Jutting out into the bay off the northern coast of Brittany is the Ile de Bréhat. It’s hardly one island at all, more a ragged archipelago of spits of rock – treacherous for sailors – with two inhabited like conjoined twins. No cars are allowed, the pedestrian roadways are sparsely peopled by cyclists – the silence is deafening – raucous seabirds fracture the peace while dark cormorants sit broodingly on the rocks. This is Celtic country – the missionaries arrived here before taming the wild Irish a few hundred kilometres north. The landscape is harsh but forgiving – a gentle microclimate where in summer agapanthus usually native to South Africa grows wild and rhododendrons bloom in supreme, luxurious abundance. The land yields its fruit, wild plums, figs and herbs can be picked as they ripen beside the pathways. The houses are sturdily built of pink and grey granite – some with walls over two feet thick – standing stubbornly for three hundred years or more against the wild weather from the sea. The western sun catches the pink-tinged walls as it falls below the horizon, its last traces illuminating sailboats heading for home in the evening light.
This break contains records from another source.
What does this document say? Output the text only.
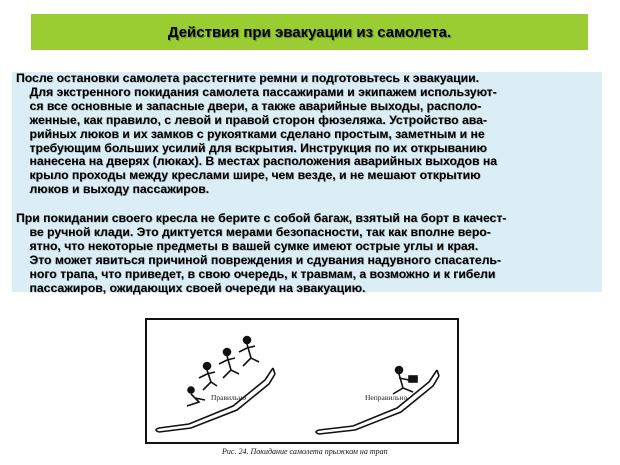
Действия при эвакуации из самолета.

После остановки самолета расстегните ремни и подготовьтесь к эвакуации.
Для экстренного покидания самолета пассажирами и экипажем используют-
ся все основные и запасные двери, а также аварийные выходы, располо-
женные, как правило, с левой и правой сторон фюзеляжа. Устройство ава-
рийных люков и их замков с рукоятками сделано простым, заметным и не
требующим больших усилий для вскрытия. Инструкция по их открыванию
нанесена на дверях (люках). В местах расположения аварийных выходов на
крыло проходы между креслами шире, чем везде, и не мешают открытию
люков и выходу пассажиров.

При покидании своего кресла не берите с собой багаж, взятый на борт в качест-
ве ручной клади. Это диктуется мерами безопасности, так как вполне веро-
ятно, что некоторые предметы в вашей сумке имеют острые углы и края.
Это может явиться причиной повреждения и сдувания надувного спасатель-
ного трапа, что приведет, в свою очередь, к травмам, а возможно и к гибели
пассажиров, ожидающих своей очереди на эвакуацию.

Правильно	Неправильно
Рис. 24. Покидание самолета прыжком на трап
I am the guest of a child psychiatrist and autism expert and his Czech wife, calm as a Madonna, with sundry relatives and children who are numerous but strangely effacing – their presence hardly ruffles one’s concentration. The public boat travels to the mainland a few times a day to scoop up tourists, chattering like starlings; I arrived too late so my passage was an exhilarating fifteen minute ride at dusk in my host’s speedboat. Eschewing the delights – excellent as they undoubtedly might be – of the small but well-stocked supermarket in the tourist south of the island, our host puts dinner on the table the old-fashioned way, with rod and line, so tonight we have Brittany oysters, sea bass , lobster and barbecued octopus. However shall I bear it.
The French either go on holiday for all of July or all of August and changeover day is usually like the seventh circle of hell. Traffic, however, was kind enough to allow a stopover at Mont St Michel, which has been a place of pilgrimage in adoration of the archangel and field commander of the heavenly host, not least because it resisted all English attempts to conquer it during the Hundred Years War, for which, no doubt, the perfidious Papists were grateful for centuries afterwards, believing the English with their superior firepower to be the devil incarnate. Some still do, I imagine. The image is of the ‘other’ St Michael’s, Coventry Cathedral, where my young voice once soared in the chancel and Epstein’s masterpiece tramples Beelzebub underfoot. Nice.